Далее Кастельс приходит к выводу, что власть более не кон­центрируется в институтах, таких как государство, в организа­циях, таких как компании, или в центрах символического контроля – корпоративных СМИ и церквях. Она растворяется в глобальных сетях благосостояния, энергетики, информации и ви­зуализации. При этом она не исчезает [Castells 1997, p. 359]. Новая власть содержится в информационных кодах и образах восприятия, создаваемых человеческими сознаниями и вы­строенных в личности. Эти сознания и личности вступают в про­тиворечия с доминирующей «логикой» сетевого общества [Ibid., p. 358]. И на основании этого ви́дения Кастельс формулирует основные тезисы, касающиеся главных социальных противо­речий сетевого общества.

В первом из них речь идёт об оппозиции «Сети» и «Лич­ности [the Self]». Кастельс объясняет это противоречие как разрыв между абстрактным универсальным инструментализмом сетевой «логики» и конкретными исторически обусловленными идентичностями, между функцией и смыслом [Castells 1996, р. 3]. Этот разрыв порождает движения сопротивления функцио­нальной логике сетевого общества: религиозный фундамента­лизм, национализм, регионализм, экологические движения, фе­минизм и движения гендерной идентичности.
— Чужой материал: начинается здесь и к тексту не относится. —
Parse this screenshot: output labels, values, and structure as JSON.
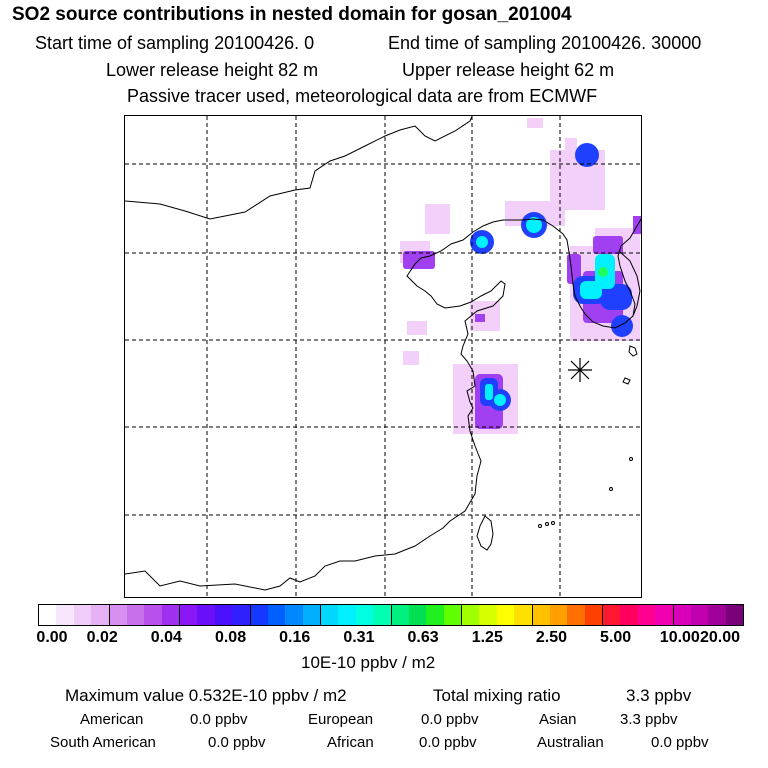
{
  "header": {
    "title": "SO2 source contributions in nested domain for gosan_201004",
    "start_time": "Start time of sampling 20100426.     0",
    "end_time": "End time of sampling 20100426. 30000",
    "lower_release": "Lower release height   82 m",
    "upper_release": "Upper release height   62 m",
    "tracer_note": "Passive tracer used, meteorological data are from ECMWF"
  },
  "map": {
    "station_marker": "receptor-star",
    "plume_colors": {
      "light": "#f2c8f8",
      "purple": "#a040f0",
      "blue": "#2040ff",
      "cyan": "#00f0ff",
      "green": "#20ff60"
    }
  },
  "colorbar": {
    "swatches": [
      "#ffffff",
      "#f8e6fc",
      "#f0ccf8",
      "#e6b0f4",
      "#d890f0",
      "#c870ec",
      "#b850ec",
      "#a030f0",
      "#8a18f4",
      "#6a10f8",
      "#4a10fc",
      "#3020ff",
      "#1438ff",
      "#0060ff",
      "#0088ff",
      "#00b0ff",
      "#00d8ff",
      "#00f0ff",
      "#00ffe0",
      "#00ffb0",
      "#00f080",
      "#00e050",
      "#20f020",
      "#60ff00",
      "#a0ff00",
      "#d8ff00",
      "#ffff00",
      "#ffe000",
      "#ffc000",
      "#ffa000",
      "#ff7000",
      "#ff4000",
      "#ff1830",
      "#ff0060",
      "#ff0090",
      "#f000b0",
      "#d800b8",
      "#c000b0",
      "#a00098",
      "#7a0078"
    ],
    "ticks": [
      "0.00",
      "0.02",
      "0.04",
      "0.08",
      "0.16",
      "0.31",
      "0.63",
      "1.25",
      "2.50",
      "5.00",
      "10.00",
      "20.00"
    ],
    "unit": "10E-10 ppbv / m2"
  },
  "stats": {
    "max_value": "Maximum value  0.532E-10 ppbv / m2",
    "total_label": "Total mixing ratio",
    "total_value": "3.3 ppbv",
    "american_label": "American",
    "american_value": "0.0 ppbv",
    "european_label": "European",
    "european_value": "0.0 ppbv",
    "asian_label": "Asian",
    "asian_value": "3.3 ppbv",
    "south_american_label": "South American",
    "south_american_value": "0.0 ppbv",
    "african_label": "African",
    "african_value": "0.0 ppbv",
    "australian_label": "Australian",
    "australian_value": "0.0 ppbv"
  }
}
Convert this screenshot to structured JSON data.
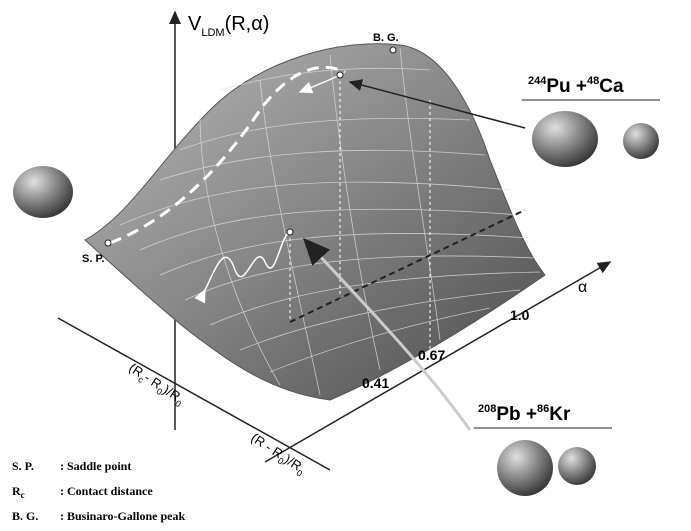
{
  "potential_label": {
    "symbol": "V",
    "subscript": "LDM",
    "args": "(R,α)"
  },
  "points": {
    "bg": "B. G.",
    "sp": "S. P."
  },
  "reactions": [
    {
      "mass1": "244",
      "element1": "Pu",
      "plus": " +",
      "mass2": "48",
      "element2": "Ca"
    },
    {
      "mass1": "208",
      "element1": "Pb",
      "plus": " +",
      "mass2": "86",
      "element2": "Kr"
    }
  ],
  "alpha_axis": {
    "label": "α",
    "ticks": [
      "0.41",
      "0.67",
      "1.0"
    ]
  },
  "rc_axis": [
    "(R",
    "c",
    "- R",
    "0",
    ")/R",
    "0"
  ],
  "r_axis": [
    "(R - R",
    "0",
    ")/R",
    "0"
  ],
  "legend": [
    {
      "term": [
        "S. P."
      ],
      "desc": ": Saddle point"
    },
    {
      "term": [
        "R",
        "c"
      ],
      "desc": ": Contact distance"
    },
    {
      "term": [
        "B. G."
      ],
      "desc": ": Businaro-Gallone peak"
    }
  ]
}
Они появляются в результате кризиса, который испытывают в информационную эпоху такие институты гражданского общества, как рабочее дви­жение и политические партии, ввергая заодно в кризис нацио­нальное государство и национальную демократию.

Второй тезис касается пространственно-временного разрыва в существовании разных классов сетевого общества: капитала и труда, глобальных институтов и локальных социальных дви­жений. Если первые из них живут в текущем [instant] времени компьютерных сетей, то вторые – по циферблатам старых хроно­метров повседневной жизни. К тому же всё более различаются и их пространства: первые живут в киберпространстве или в кос­мополитической среде высокомобильных сливок общества и ин­формационной элиты, вторые – в старых, привязанных к гео­графии, городах и посёлках. Это даёт основание Кастельсу говорить о «вневременном времени» и о «пространстве потоков».
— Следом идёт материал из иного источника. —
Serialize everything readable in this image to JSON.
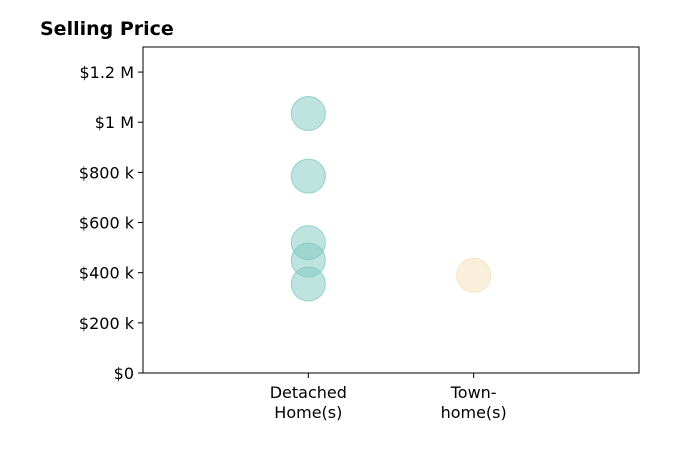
{
  "chart_data": {
    "type": "scatter",
    "title": "Selling Price",
    "xlabel": "",
    "ylabel": "",
    "categories": [
      {
        "lines": [
          "Detached",
          "Home(s)"
        ]
      },
      {
        "lines": [
          "Town-",
          "home(s)"
        ]
      }
    ],
    "y_ticks": [
      {
        "value": 0,
        "label": "$0"
      },
      {
        "value": 200000,
        "label": "$200 k"
      },
      {
        "value": 400000,
        "label": "$400 k"
      },
      {
        "value": 600000,
        "label": "$600 k"
      },
      {
        "value": 800000,
        "label": "$800 k"
      },
      {
        "value": 1000000,
        "label": "$1 M"
      },
      {
        "value": 1200000,
        "label": "$1.2 M"
      }
    ],
    "ylim": [
      0,
      1300000
    ],
    "xlim": [
      -1,
      2
    ],
    "grid": false,
    "legend": "none",
    "series": [
      {
        "category_index": 0,
        "color": "#7fc8c0",
        "values": [
          1035000,
          785000,
          520000,
          450000,
          355000
        ]
      },
      {
        "category_index": 1,
        "color": "#f4e0b5",
        "values": [
          390000
        ]
      }
    ]
  }
}
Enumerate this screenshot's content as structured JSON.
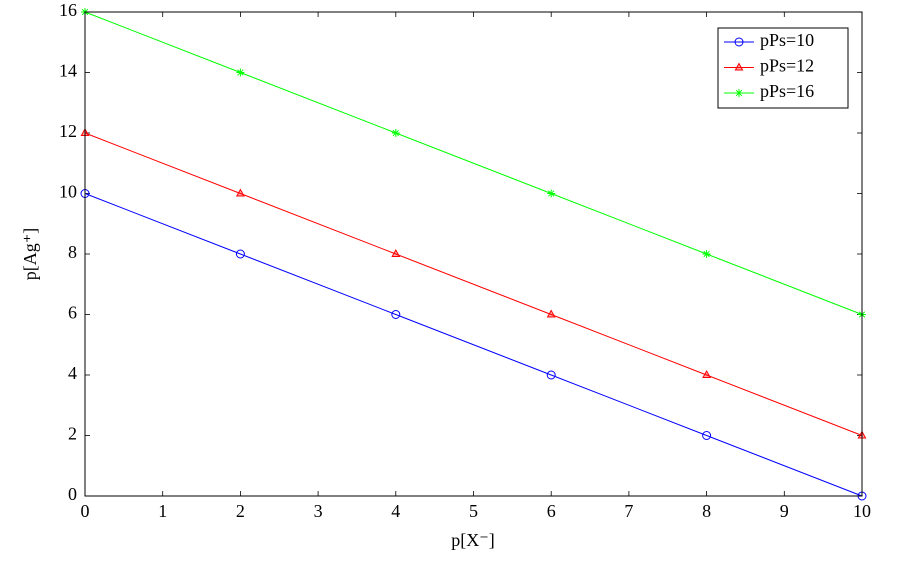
{
  "chart_data": {
    "type": "line",
    "xlabel": "p[X⁻]",
    "ylabel": "p[Ag⁺]",
    "x": [
      0,
      2,
      4,
      6,
      8,
      10
    ],
    "series": [
      {
        "name": "pPs=10",
        "color": "#0000ff",
        "marker": "circle",
        "values": [
          10,
          8,
          6,
          4,
          2,
          0
        ]
      },
      {
        "name": "pPs=12",
        "color": "#ff0000",
        "marker": "triangle",
        "values": [
          12,
          10,
          8,
          6,
          4,
          2
        ]
      },
      {
        "name": "pPs=16",
        "color": "#00ff00",
        "marker": "star",
        "values": [
          16,
          14,
          12,
          10,
          8,
          6
        ]
      }
    ],
    "xlim": [
      0,
      10
    ],
    "xticks": [
      0,
      1,
      2,
      3,
      4,
      5,
      6,
      7,
      8,
      9,
      10
    ],
    "ylim": [
      0,
      16
    ],
    "yticks": [
      0,
      2,
      4,
      6,
      8,
      10,
      12,
      14,
      16
    ],
    "grid": false,
    "legend": "upper right"
  }
}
Третий тезис Кастельса говорит о том, что все эти противо­речия кого-то включают в сетевое общество, а кого-то исклю­чают, причём исключают целые сообщества, экономики и страны, проявляясь как возрастающее социальное и информаци­онное неравенство, охватывающее весь мир. Коллапс Советского Союза случился, потому что его экономика не вписалась в ин­формационное и сетевое общество, тогда как ускоренное раз­витие Тихоокеанского региона говорит о том, что эти экономики туда вписались. В третьем томе трилогии Кастельс говорит о больших пространствах Азии, Африки и Южной Америки, ко­торые, беднея и стагнируя, образуют низшие классы современ­ного глобального общества. Не став частью официальной гло­бальной экономики, эти территории являются важными опорами международной криминальной экономики, среди «отраслей» ко­торой трафик наркотиков, контрабанда,

нелегальная торговля оружием, отмывание денег и проституция. По иронии, криминальная экономика активно использует новые коммуникационные технологии, образуя «порочные информаци­онные связи».
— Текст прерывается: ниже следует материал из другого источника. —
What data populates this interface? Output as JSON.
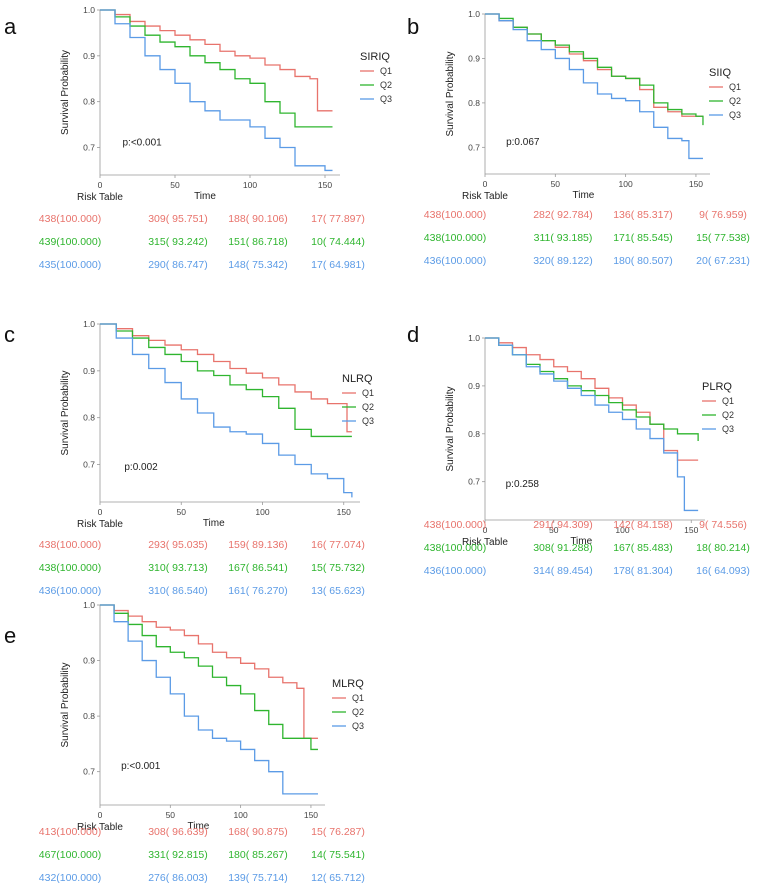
{
  "colors": {
    "Q1": "#e8736c",
    "Q2": "#2fb52f",
    "Q3": "#5b9be6"
  },
  "chart_data": [
    {
      "id": "a",
      "type": "line",
      "letter": "a",
      "title": "",
      "xlabel": "Time",
      "ylabel": "Survival Probability",
      "xlim": [
        0,
        160
      ],
      "ylim": [
        0.64,
        1.0
      ],
      "xticks": [
        "0",
        "50",
        "100",
        "150"
      ],
      "yticks": [
        "1.0",
        "0.9",
        "0.8",
        "0.7"
      ],
      "legend_title": "SIRIQ",
      "pvalue": "p:<0.001",
      "risk_label": "Risk Table",
      "series": [
        {
          "name": "Q1",
          "x": [
            0,
            10,
            20,
            30,
            40,
            50,
            60,
            70,
            80,
            90,
            100,
            110,
            120,
            130,
            140,
            145,
            150,
            155
          ],
          "y": [
            1.0,
            0.99,
            0.975,
            0.965,
            0.955,
            0.945,
            0.935,
            0.925,
            0.91,
            0.9,
            0.895,
            0.88,
            0.87,
            0.855,
            0.85,
            0.78,
            0.78,
            0.78
          ]
        },
        {
          "name": "Q2",
          "x": [
            0,
            10,
            20,
            30,
            40,
            50,
            60,
            70,
            80,
            90,
            100,
            110,
            120,
            130,
            140,
            155
          ],
          "y": [
            1.0,
            0.985,
            0.965,
            0.945,
            0.93,
            0.92,
            0.9,
            0.885,
            0.87,
            0.85,
            0.84,
            0.8,
            0.775,
            0.745,
            0.745,
            0.745
          ]
        },
        {
          "name": "Q3",
          "x": [
            0,
            10,
            20,
            30,
            40,
            50,
            60,
            70,
            80,
            90,
            100,
            110,
            120,
            130,
            140,
            150,
            155
          ],
          "y": [
            1.0,
            0.97,
            0.94,
            0.9,
            0.87,
            0.84,
            0.8,
            0.78,
            0.76,
            0.76,
            0.745,
            0.72,
            0.7,
            0.66,
            0.66,
            0.65,
            0.65
          ]
        }
      ],
      "risk_table": [
        [
          "438(100.000)",
          "309( 95.751)",
          "188( 90.106)",
          "17( 77.897)"
        ],
        [
          "439(100.000)",
          "315( 93.242)",
          "151( 86.718)",
          "10( 74.444)"
        ],
        [
          "435(100.000)",
          "290( 86.747)",
          "148( 75.342)",
          "17( 64.981)"
        ]
      ]
    },
    {
      "id": "b",
      "type": "line",
      "letter": "b",
      "title": "",
      "xlabel": "Time",
      "ylabel": "Survival Probability",
      "xlim": [
        0,
        160
      ],
      "ylim": [
        0.64,
        1.0
      ],
      "xticks": [
        "0",
        "50",
        "100",
        "150"
      ],
      "yticks": [
        "1.0",
        "0.9",
        "0.8",
        "0.7"
      ],
      "legend_title": "SIIQ",
      "pvalue": "p:0.067",
      "risk_label": "Risk Table",
      "series": [
        {
          "name": "Q1",
          "x": [
            0,
            10,
            20,
            30,
            40,
            50,
            60,
            70,
            80,
            90,
            100,
            110,
            120,
            130,
            140,
            150,
            155
          ],
          "y": [
            1.0,
            0.985,
            0.97,
            0.955,
            0.94,
            0.925,
            0.91,
            0.895,
            0.875,
            0.86,
            0.855,
            0.83,
            0.79,
            0.78,
            0.77,
            0.77,
            0.77
          ]
        },
        {
          "name": "Q2",
          "x": [
            0,
            10,
            20,
            30,
            40,
            50,
            60,
            70,
            80,
            90,
            100,
            110,
            120,
            130,
            140,
            150,
            155
          ],
          "y": [
            1.0,
            0.99,
            0.97,
            0.955,
            0.94,
            0.93,
            0.915,
            0.9,
            0.88,
            0.86,
            0.855,
            0.84,
            0.8,
            0.785,
            0.775,
            0.77,
            0.75
          ]
        },
        {
          "name": "Q3",
          "x": [
            0,
            10,
            20,
            30,
            40,
            50,
            60,
            70,
            80,
            90,
            100,
            110,
            120,
            130,
            140,
            145,
            150,
            155
          ],
          "y": [
            1.0,
            0.985,
            0.965,
            0.94,
            0.92,
            0.9,
            0.875,
            0.845,
            0.82,
            0.81,
            0.805,
            0.78,
            0.745,
            0.72,
            0.715,
            0.675,
            0.675,
            0.675
          ]
        }
      ],
      "risk_table": [
        [
          "438(100.000)",
          "282( 92.784)",
          "136( 85.317)",
          "9( 76.959)"
        ],
        [
          "438(100.000)",
          "311( 93.185)",
          "171( 85.545)",
          "15( 77.538)"
        ],
        [
          "436(100.000)",
          "320( 89.122)",
          "180( 80.507)",
          "20( 67.231)"
        ]
      ]
    },
    {
      "id": "c",
      "type": "line",
      "letter": "c",
      "title": "",
      "xlabel": "Time",
      "ylabel": "Survival Probability",
      "xlim": [
        0,
        160
      ],
      "ylim": [
        0.62,
        1.0
      ],
      "xticks": [
        "0",
        "50",
        "100",
        "150"
      ],
      "yticks": [
        "1.0",
        "0.9",
        "0.8",
        "0.7"
      ],
      "legend_title": "NLRQ",
      "pvalue": "p:0.002",
      "risk_label": "Risk Table",
      "series": [
        {
          "name": "Q1",
          "x": [
            0,
            10,
            20,
            30,
            40,
            50,
            60,
            70,
            80,
            90,
            100,
            110,
            120,
            130,
            140,
            150,
            152,
            155
          ],
          "y": [
            1.0,
            0.99,
            0.975,
            0.965,
            0.955,
            0.945,
            0.935,
            0.92,
            0.905,
            0.895,
            0.885,
            0.87,
            0.855,
            0.84,
            0.83,
            0.83,
            0.77,
            0.77
          ]
        },
        {
          "name": "Q2",
          "x": [
            0,
            10,
            20,
            30,
            40,
            50,
            60,
            70,
            80,
            90,
            100,
            110,
            120,
            130,
            140,
            155
          ],
          "y": [
            1.0,
            0.985,
            0.97,
            0.95,
            0.935,
            0.92,
            0.9,
            0.89,
            0.87,
            0.86,
            0.845,
            0.82,
            0.775,
            0.76,
            0.76,
            0.76
          ]
        },
        {
          "name": "Q3",
          "x": [
            0,
            10,
            20,
            30,
            40,
            50,
            60,
            70,
            80,
            90,
            100,
            110,
            120,
            130,
            140,
            150,
            155
          ],
          "y": [
            1.0,
            0.97,
            0.935,
            0.905,
            0.875,
            0.84,
            0.81,
            0.78,
            0.77,
            0.765,
            0.745,
            0.72,
            0.7,
            0.68,
            0.67,
            0.64,
            0.63
          ]
        }
      ],
      "risk_table": [
        [
          "438(100.000)",
          "293( 95.035)",
          "159( 89.136)",
          "16( 77.074)"
        ],
        [
          "438(100.000)",
          "310( 93.713)",
          "167( 86.541)",
          "15( 75.732)"
        ],
        [
          "436(100.000)",
          "310( 86.540)",
          "161( 76.270)",
          "13( 65.623)"
        ]
      ]
    },
    {
      "id": "d",
      "type": "line",
      "letter": "d",
      "title": "",
      "xlabel": "Time",
      "ylabel": "Survival Probability",
      "xlim": [
        0,
        160
      ],
      "ylim": [
        0.62,
        1.0
      ],
      "xticks": [
        "0",
        "50",
        "100",
        "150"
      ],
      "yticks": [
        "1.0",
        "0.9",
        "0.8",
        "0.7"
      ],
      "legend_title": "PLRQ",
      "pvalue": "p:0.258",
      "risk_label": "Risk Table",
      "series": [
        {
          "name": "Q1",
          "x": [
            0,
            10,
            20,
            30,
            40,
            50,
            60,
            70,
            80,
            90,
            100,
            110,
            120,
            130,
            140,
            150,
            155
          ],
          "y": [
            1.0,
            0.99,
            0.98,
            0.965,
            0.955,
            0.94,
            0.93,
            0.915,
            0.895,
            0.875,
            0.86,
            0.845,
            0.82,
            0.765,
            0.745,
            0.745,
            0.745
          ]
        },
        {
          "name": "Q2",
          "x": [
            0,
            10,
            20,
            30,
            40,
            50,
            60,
            70,
            80,
            90,
            100,
            110,
            120,
            130,
            140,
            150,
            155
          ],
          "y": [
            1.0,
            0.985,
            0.965,
            0.945,
            0.93,
            0.915,
            0.9,
            0.89,
            0.88,
            0.865,
            0.85,
            0.835,
            0.82,
            0.81,
            0.8,
            0.8,
            0.785
          ]
        },
        {
          "name": "Q3",
          "x": [
            0,
            10,
            20,
            30,
            40,
            50,
            60,
            70,
            80,
            90,
            100,
            110,
            120,
            130,
            140,
            145,
            150,
            155
          ],
          "y": [
            1.0,
            0.985,
            0.965,
            0.94,
            0.925,
            0.91,
            0.895,
            0.88,
            0.86,
            0.845,
            0.83,
            0.81,
            0.79,
            0.76,
            0.71,
            0.64,
            0.64,
            0.64
          ]
        }
      ],
      "risk_table": [
        [
          "438(100.000)",
          "291( 94.309)",
          "142( 84.158)",
          "9( 74.556)"
        ],
        [
          "438(100.000)",
          "308( 91.288)",
          "167( 85.483)",
          "18( 80.214)"
        ],
        [
          "436(100.000)",
          "314( 89.454)",
          "178( 81.304)",
          "16( 64.093)"
        ]
      ]
    },
    {
      "id": "e",
      "type": "line",
      "letter": "e",
      "title": "",
      "xlabel": "Time",
      "ylabel": "Survival Probability",
      "xlim": [
        0,
        160
      ],
      "ylim": [
        0.64,
        1.0
      ],
      "xticks": [
        "0",
        "50",
        "100",
        "150"
      ],
      "yticks": [
        "1.0",
        "0.9",
        "0.8",
        "0.7"
      ],
      "legend_title": "MLRQ",
      "pvalue": "p:<0.001",
      "risk_label": "Risk Table",
      "series": [
        {
          "name": "Q1",
          "x": [
            0,
            10,
            20,
            30,
            40,
            50,
            60,
            70,
            80,
            90,
            100,
            110,
            120,
            130,
            140,
            145,
            150,
            155
          ],
          "y": [
            1.0,
            0.99,
            0.98,
            0.97,
            0.96,
            0.955,
            0.945,
            0.93,
            0.915,
            0.905,
            0.895,
            0.885,
            0.87,
            0.86,
            0.85,
            0.76,
            0.76,
            0.76
          ]
        },
        {
          "name": "Q2",
          "x": [
            0,
            10,
            20,
            30,
            40,
            50,
            60,
            70,
            80,
            90,
            100,
            110,
            120,
            130,
            140,
            150,
            155
          ],
          "y": [
            1.0,
            0.985,
            0.965,
            0.945,
            0.925,
            0.915,
            0.905,
            0.89,
            0.87,
            0.855,
            0.84,
            0.81,
            0.785,
            0.76,
            0.76,
            0.74,
            0.74
          ]
        },
        {
          "name": "Q3",
          "x": [
            0,
            10,
            20,
            30,
            40,
            50,
            60,
            70,
            80,
            90,
            100,
            110,
            120,
            130,
            140,
            150,
            155
          ],
          "y": [
            1.0,
            0.97,
            0.935,
            0.9,
            0.87,
            0.84,
            0.8,
            0.775,
            0.76,
            0.755,
            0.74,
            0.72,
            0.7,
            0.66,
            0.66,
            0.66,
            0.66
          ]
        }
      ],
      "risk_table": [
        [
          "413(100.000)",
          "308( 96.639)",
          "168( 90.875)",
          "15( 76.287)"
        ],
        [
          "467(100.000)",
          "331( 92.815)",
          "180( 85.267)",
          "14( 75.541)"
        ],
        [
          "432(100.000)",
          "276( 86.003)",
          "139( 75.714)",
          "12( 65.712)"
        ]
      ]
    }
  ]
}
Говоря о новой культуре, формируемой сетевым обществом, Кастельс называет её культурой «реальной виртуальности». Здесь «пространство потоков» (капиталов, информации, технологий, организационных взаимодействий, образов, звуков и символов) превосходит и заменяет собой пространство мест, «форма, функция и смысл которых содержатся в них самих в границах физического соприкосновения» [Castells 1996, p. 423]. Про­странство потоков продуцирует вневременное время с его разры­вами последовательности событий в сети, моментальностью и одновременностью, ветвлением гиперссылок и т. п.

Пространство потоков и вневременное время образуют культуру «реальной виртуальности», представляющую собой «систему, в которой реальность полностью схватывается, оказы­вается полностью погружённой в виртуальное производство об­разов, в мир притворства, где кажимости – не просто проекции на экране, через которые сообщается опыт, но сами становятся опытом» [Ibid., p. 373]. Сетевое общество, таким образом, «де­персонифицирует [disembodies] социальные отношения, вводя культуру реальной виртуальности» [Castells 1998, p. 349].

«Логика» сетевого общества, таким образом, охватывает все сферы социальной и культурной жизни. Она стремится к само­расширению и всепогрощению, маргинализируя остатки старого общества. Попытки реконструировать их цели и ценности обра­зуют «движения сопротивления», как ретроградные, так и про­грессивные, которые вступают в схватку с сетевым обществом за время, пространство и технологии [Castells 1997, p. 358].

Кастельс считает, среди прочего, что информационное обще­ство причинно воздействует на капитализм как способ произ­водства, который оно омолаживает, и этатизм, который оно при­водит к историческому концу. Еще одна интересная идея состоит в том, что «способы развития придают форму всей сфере соци­ального поведения, включая, конечно, и символическую комму­никацию» [Castells 1996, p. 18].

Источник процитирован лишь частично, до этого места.